[ovirt-users] Replica 3 distribute-replicated - data placement and fault tolerance

19 Apr 2019


      Hello Everyone,
I did some fio performance tests on a particular vm and I have noticed
things that I do not understand regarding how data is placed along the
bricks. I am sure this is a lack of knowledge, but I would really
appreciate any help in understanding this, I did a bit of research on the
internet,  but just could't find something relevant.
I have one replica 3 distributed-replicated arbitrated volume, across 18
bricks ( 9 nodes, 2 jbods per node ).
The volume was created as:
node1 - brick1, node-2, brick1,.....node9-brick1, node1 - brick2, node-2,
brick2,.....node9-brick2
As far as i've understood,  under the hood there are sets of 3 times
replicated data ( subvolumes ) which are assigned to the first 3 bricks,
next set of replicated data to the next set of 3 bricks,  and so on..
Now, I have this testing vm runign one node one.
When I've started the fio test, i've noticed incresed gluster traffic from
node 1 to node2,4 and 5
So I assumed that the vm disk is data resides on a subvolume allocated to
bricks from these hosts.
Then I have migrated the vm on node 2, and did the same test.
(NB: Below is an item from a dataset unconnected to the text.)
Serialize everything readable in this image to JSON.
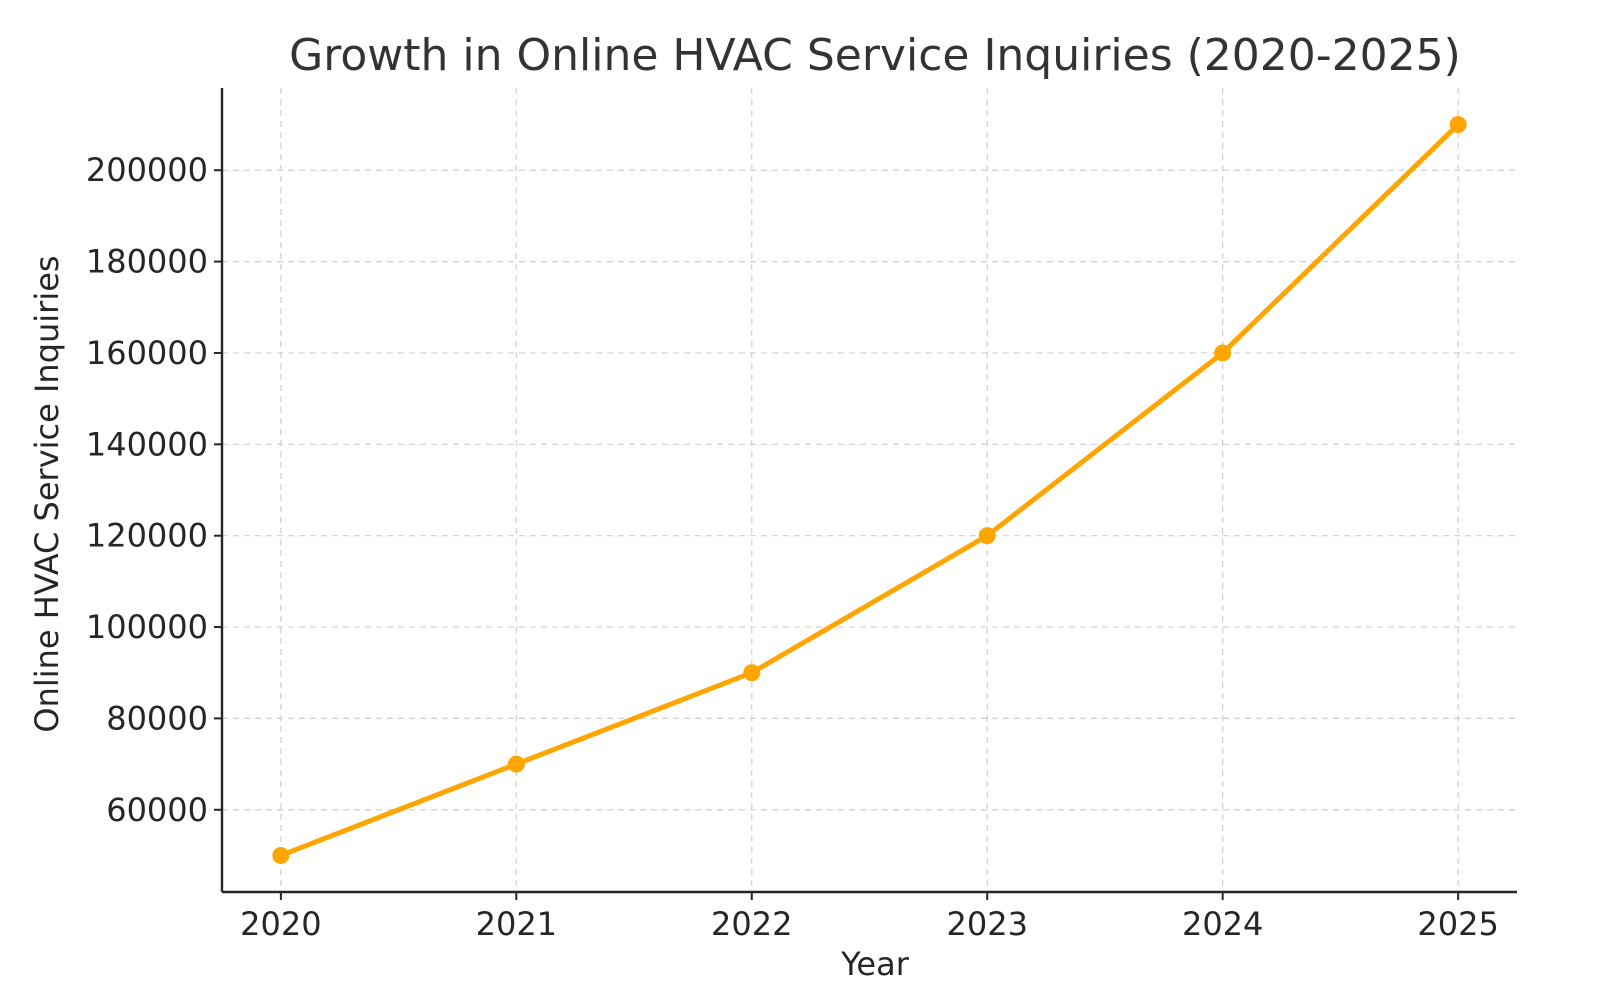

Now the
increased treffic is generated from node2 to node1, 4, and 5..
What I do not understand is:
 - why gluster client ( ovirt host ) is sending data to  3 bricks if the
volume is arbitrated - shouldn't it send only to 2 of them ?
- why are there 4 brick implicated in this subvolume
- what would it be the fault tolerance level in this setup ,ie: how many
hosts can I take down and still having the volume serving IO requests; can
they be random ?
I am sorry for my lack of knowledge,  I am just trying to understand what
is happening so I can deploy a decent proper setup of an hci environment.
Thank you,
Leo


-- 
Best regards, Leo David